Developing efficient software and hardware for Artificial Intelligence via Collaborative Optimisation
Challenges and Solutions
Developing competitive Artificial Intelligence (AI) -based products requires years of intensive R&D to come up with an efficient software and hardware solution given an overwhelming number of combinations of algorithms, models, features, data sets, frameworks, libraries and platforms. The main risk is to make wrong choices which can lead to a slower, less accurate and expensive solution than from a competitor and potentially waste the whole investment. To give a concrete example: autonomous driving requires robustly detecting cars, pedestrians and other objects under a variety of conditions. State-of-the-art algorithms for object detection, however, either process accurate images too slowly (1 image 4 seconds) or do not meet functional safety requirements, for example, fail to recognise pedestrians in low-light conditions. Nevertheless, they require running on compute platforms that consume hundreds Watts of power and cost thousands of euros. While this is acceptable for proof-of-concepts, it is prohibitively expensive for mass production. Collaborative optimization can bring automotive platforms that consume perhaps under ten Watts of power and cost perhaps under a hundred euros, while meeting recognized safety standards.
In a 50k€ TETRACOM experiment the non-profit cTuning foundation has developed such a collaborative optimization framework called Collective Knowledge (CK) to collaboratively optimise software and hardware for emerging workloads. CK enables industry and academia to share reusable and customisable Artificial Intelligence (AI) artefacts and workflows with a common application programming interface (API) while facilitating technology transfer. Continuously aggregating collaborative optimisation results obtained on systems ranging from Internet of Things (IoT) devices to supercomputers helps automatically predict most efficient solutions, and therefore dramatically accelerate R&D, save millions of Euros, minimize risks and reduce time to market for new AI products.
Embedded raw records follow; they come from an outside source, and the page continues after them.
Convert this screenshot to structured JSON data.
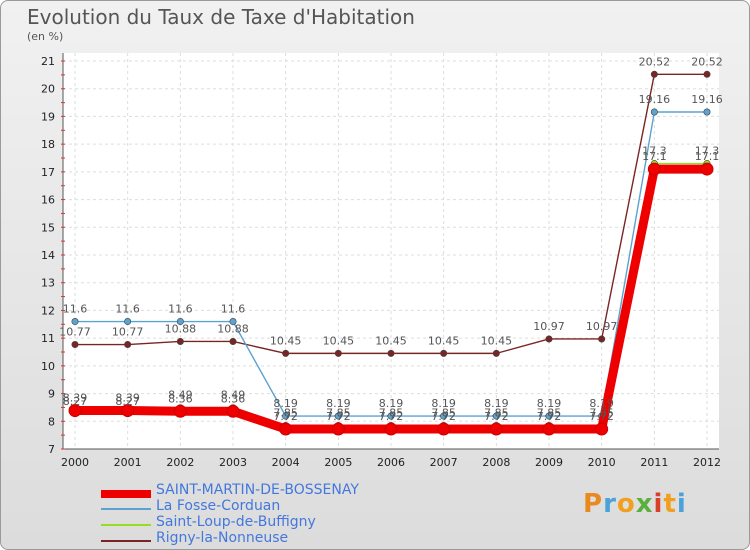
{
  "title": "Evolution du Taux de Taxe d'Habitation",
  "unit": "(en %)",
  "logo": [
    "P",
    "r",
    "o",
    "x",
    "i",
    "t",
    "i"
  ],
  "logo_colors": [
    "#e98a1f",
    "#4aa3d8",
    "#f0a01e",
    "#5ab03a",
    "#d8402a",
    "#f0a01e",
    "#4aa3d8"
  ],
  "chart_data": {
    "type": "line",
    "title": "Evolution du Taux de Taxe d'Habitation",
    "ylabel": "(en %)",
    "xlabel": "",
    "ylim": [
      7,
      21
    ],
    "yticks": [
      "7",
      "8",
      "9",
      "10",
      "11",
      "12",
      "13",
      "14",
      "15",
      "16",
      "17",
      "18",
      "19",
      "20",
      "21"
    ],
    "categories": [
      "2000",
      "2001",
      "2002",
      "2003",
      "2004",
      "2005",
      "2006",
      "2007",
      "2008",
      "2009",
      "2010",
      "2011",
      "2012"
    ],
    "series": [
      {
        "name": "SAINT-MARTIN-DE-BOSSENAY",
        "color": "#ee0000",
        "values": [
          8.39,
          8.39,
          8.36,
          8.36,
          7.72,
          7.72,
          7.72,
          7.72,
          7.72,
          7.72,
          7.72,
          17.1,
          17.1
        ],
        "labels": [
          "8.39",
          "8.39",
          "8.36",
          "8.36",
          "7.72",
          "7.72",
          "7.72",
          "7.72",
          "7.72",
          "7.72",
          "7.72",
          "17.1",
          "17.1"
        ]
      },
      {
        "name": "La Fosse-Corduan",
        "color": "#5ba3d0",
        "values": [
          11.6,
          11.6,
          11.6,
          11.6,
          8.19,
          8.19,
          8.19,
          8.19,
          8.19,
          8.19,
          8.19,
          19.16,
          19.16
        ],
        "labels": [
          "11.6",
          "11.6",
          "11.6",
          "11.6",
          "8.19",
          "8.19",
          "8.19",
          "8.19",
          "8.19",
          "8.19",
          "8.19",
          "19.16",
          "19.16"
        ]
      },
      {
        "name": "Saint-Loup-de-Buffigny",
        "color": "#99dd22",
        "values": [
          8.27,
          8.27,
          8.49,
          8.49,
          7.85,
          7.85,
          7.85,
          7.85,
          7.85,
          7.85,
          7.85,
          17.3,
          17.3
        ],
        "labels": [
          "8.27",
          "8.27",
          "8.49",
          "8.49",
          "7.85",
          "7.85",
          "7.85",
          "7.85",
          "7.85",
          "7.85",
          "7.85",
          "17.3",
          "17.3"
        ]
      },
      {
        "name": "Rigny-la-Nonneuse",
        "color": "#7a2525",
        "values": [
          10.77,
          10.77,
          10.88,
          10.88,
          10.45,
          10.45,
          10.45,
          10.45,
          10.45,
          10.97,
          10.97,
          20.52,
          20.52
        ],
        "labels": [
          "10.77",
          "10.77",
          "10.88",
          "10.88",
          "10.45",
          "10.45",
          "10.45",
          "10.45",
          "10.45",
          "10.97",
          "10.97",
          "20.52",
          "20.52"
        ]
      }
    ],
    "legend": {
      "position": "bottom-left",
      "items": [
        "SAINT-MARTIN-DE-BOSSENAY",
        "La Fosse-Corduan",
        "Saint-Loup-de-Buffigny",
        "Rigny-la-Nonneuse"
      ]
    }
  }
}
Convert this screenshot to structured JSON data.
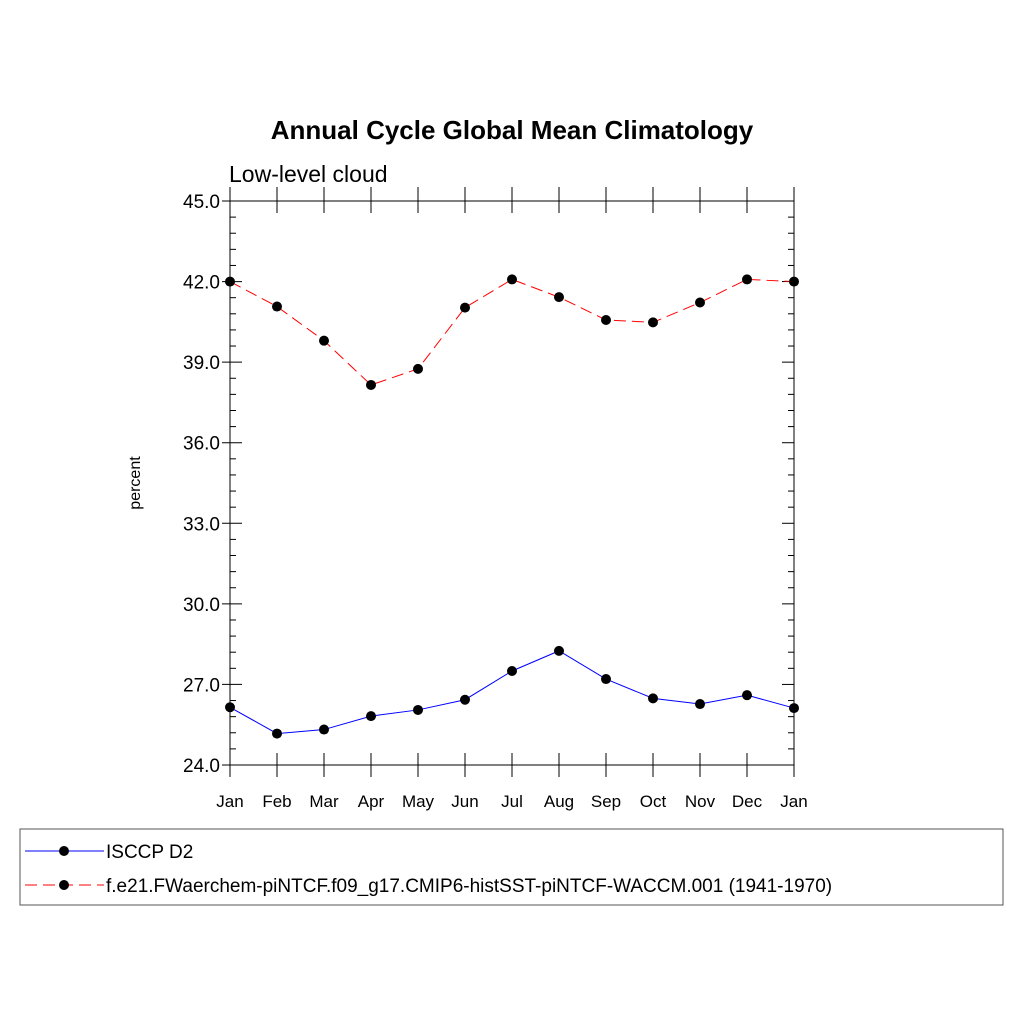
{
  "chart_data": {
    "type": "line",
    "title": "Annual Cycle Global Mean Climatology",
    "subtitle": "Low-level cloud",
    "xlabel": "",
    "ylabel": "percent",
    "categories": [
      "Jan",
      "Feb",
      "Mar",
      "Apr",
      "May",
      "Jun",
      "Jul",
      "Aug",
      "Sep",
      "Oct",
      "Nov",
      "Dec",
      "Jan"
    ],
    "ylim": [
      24.0,
      45.0
    ],
    "yticks": [
      "24.0",
      "27.0",
      "30.0",
      "33.0",
      "36.0",
      "39.0",
      "42.0",
      "45.0"
    ],
    "grid": false,
    "legend_position": "bottom",
    "series": [
      {
        "name": "ISCCP D2",
        "color": "#0000ff",
        "line_style": "solid",
        "marker": "filled-circle",
        "values": [
          26.15,
          25.17,
          25.32,
          25.82,
          26.05,
          26.43,
          27.5,
          28.25,
          27.2,
          26.48,
          26.27,
          26.6,
          26.12
        ]
      },
      {
        "name": "f.e21.FWaerchem-piNTCF.f09_g17.CMIP6-histSST-piNTCF-WACCM.001 (1941-1970)",
        "color": "#ff0000",
        "line_style": "dashed",
        "marker": "filled-circle",
        "values": [
          42.0,
          41.07,
          39.8,
          38.15,
          38.75,
          41.03,
          42.08,
          41.42,
          40.57,
          40.48,
          41.22,
          42.08,
          42.0
        ]
      }
    ]
  }
}
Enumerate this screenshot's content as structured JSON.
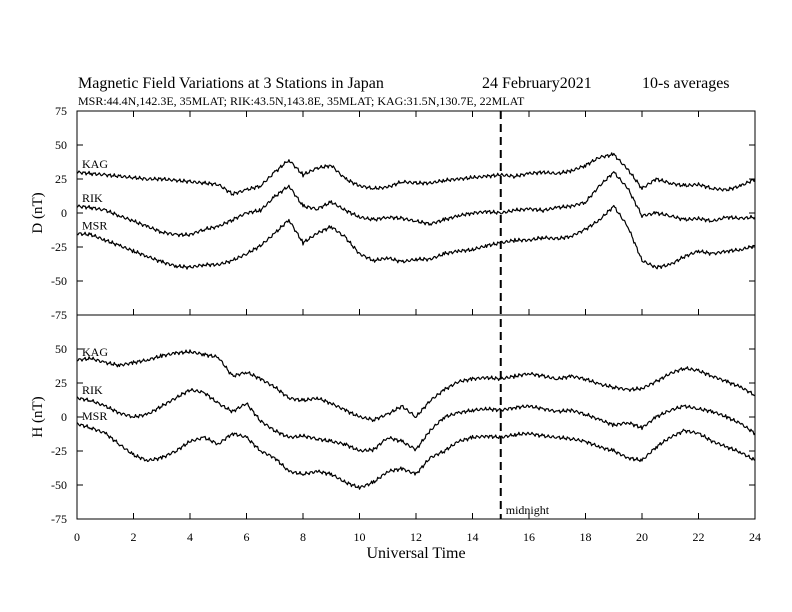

Automatic and collaborative CK-based software optimisation has already enabled several components of deep neural networks (essential part of AI) to run 10-30x faster on ARM-based hardware while reducing time to market
by 5-10 times.
The cTuning foundation served as a DIH to transfer the CK technology to ARM, the world-leading supplier of microprocessor technology with over 100 billion ARM-based chips deployed since 1991. Adopting CK-based
workflows provided the critical know-how and skills to extrapolate experimental results using predictive analytics and enabled ARM to optimise their software and hardware for AI workloads in only a fraction of the time required by conventional optimisation. Furthermore, the DIH facilitated the foundation of a start-up company that commercially exploits the developed solution.
The knowledge, experience and open source technology acquired from this experiment helped establishing a start-up called dividiti in 2015. Within 2 years, dividiti became a leading provider of AI optimisation services for ARM and several Fortune 50 companies including General Motors, and grew from the 2 co-founders to 7 staff with over €1M in revenue.